Handwritten letter from Edward J. Phelan to Desmond FitzGerald (Dublin)

Geneva, 3 April 1927

Dear Desmond,

Many thanks for your letter of 24th March.1 I would have answered it before but we have had a long and troublesome meeting of the Governing Body all this last week. I was glad to hear of the Senate discussion and the opportunity it gave you to put our position clear. I have since been able to read the discussion and your statement in full and I think you put it admirably well.

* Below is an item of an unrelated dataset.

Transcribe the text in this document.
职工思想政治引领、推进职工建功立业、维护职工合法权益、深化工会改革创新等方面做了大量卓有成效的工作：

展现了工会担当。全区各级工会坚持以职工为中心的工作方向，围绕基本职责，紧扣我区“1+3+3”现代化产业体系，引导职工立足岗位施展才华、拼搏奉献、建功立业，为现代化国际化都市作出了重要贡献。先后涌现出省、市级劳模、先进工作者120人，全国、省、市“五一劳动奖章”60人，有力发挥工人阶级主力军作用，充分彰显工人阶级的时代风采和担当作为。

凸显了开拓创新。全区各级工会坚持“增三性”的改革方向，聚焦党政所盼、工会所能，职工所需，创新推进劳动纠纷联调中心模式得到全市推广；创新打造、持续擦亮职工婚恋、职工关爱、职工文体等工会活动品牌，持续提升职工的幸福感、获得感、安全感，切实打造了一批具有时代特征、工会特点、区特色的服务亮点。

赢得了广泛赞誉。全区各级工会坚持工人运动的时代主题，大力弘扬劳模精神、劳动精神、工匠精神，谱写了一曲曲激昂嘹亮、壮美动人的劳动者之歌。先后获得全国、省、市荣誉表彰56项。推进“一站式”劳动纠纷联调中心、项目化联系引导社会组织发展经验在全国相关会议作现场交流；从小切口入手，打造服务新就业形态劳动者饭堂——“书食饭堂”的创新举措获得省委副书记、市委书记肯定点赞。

I understand the difficulties of the Imperial Conference. Hertzog of course did not realise what was involved and Australia and New Zealand are all for the fetters of imperial unity. The report is most cunningly drafted. Balfour is a master at the art of drawing up a document which seems to mean clearly one thing and is subsequently found to mean another.We should therefore watch carefully every point and try to accumulate precedents in the sense in which we accepted the report and not in the sense it may be twisted. For example Keith2 is already arguing that the G.[overnor] G.[eneral] is still in certain respects the representative of and acts on the instructions of the Imperial Government. He also argues that a Dominion plenipotentiary can only get full powers to sign a treaty on the recommendation of a British Minister. I interpret the Report in quite the opposite sense, and I think you do too. But British draftsmen are adept in giving one not the right one seeks but only the right to discuss whether or not the right has been given, and we've got to get it realised and confirmed by practice. I hope you agree with the interpretations I have given in my article on the Sovereignty of the Irish Free State. The Imperial Constitutionalists won't like it but the international lawyers here have been very interested in it and tell me they regard the reasoning as sound.

With regard to Chamberlain's statement we ought of course to get a public correction. But don't you think the best reply would be to continue our candidature for the Council. Canada wouldn't go forward and so we began. Moreover Canada sits permanently on the Governing Body of the I.L.O. (which ranks next after the Council of the League) and she can hardly claim a monopoly of international honours. So if some other Dominion should have the first chance at the Council surely no one has a better claim than ourselves.

I am going down to Cannes in the car next week for a few days rest. I suppose there is no chance of you being in those parts.

I was amused by Kevin's joke about the hiccup in the Vox Populi. But perhaps his early closing Act will diminish its tendency to syncopation of that kind. Anyway best wishes in the contest. I hope the result will be that you will be out here in September.

With all best wishes,
Yours,
E.J. Phelan

1 See No. 70.

2 Professor Arthur Berriedale Keith.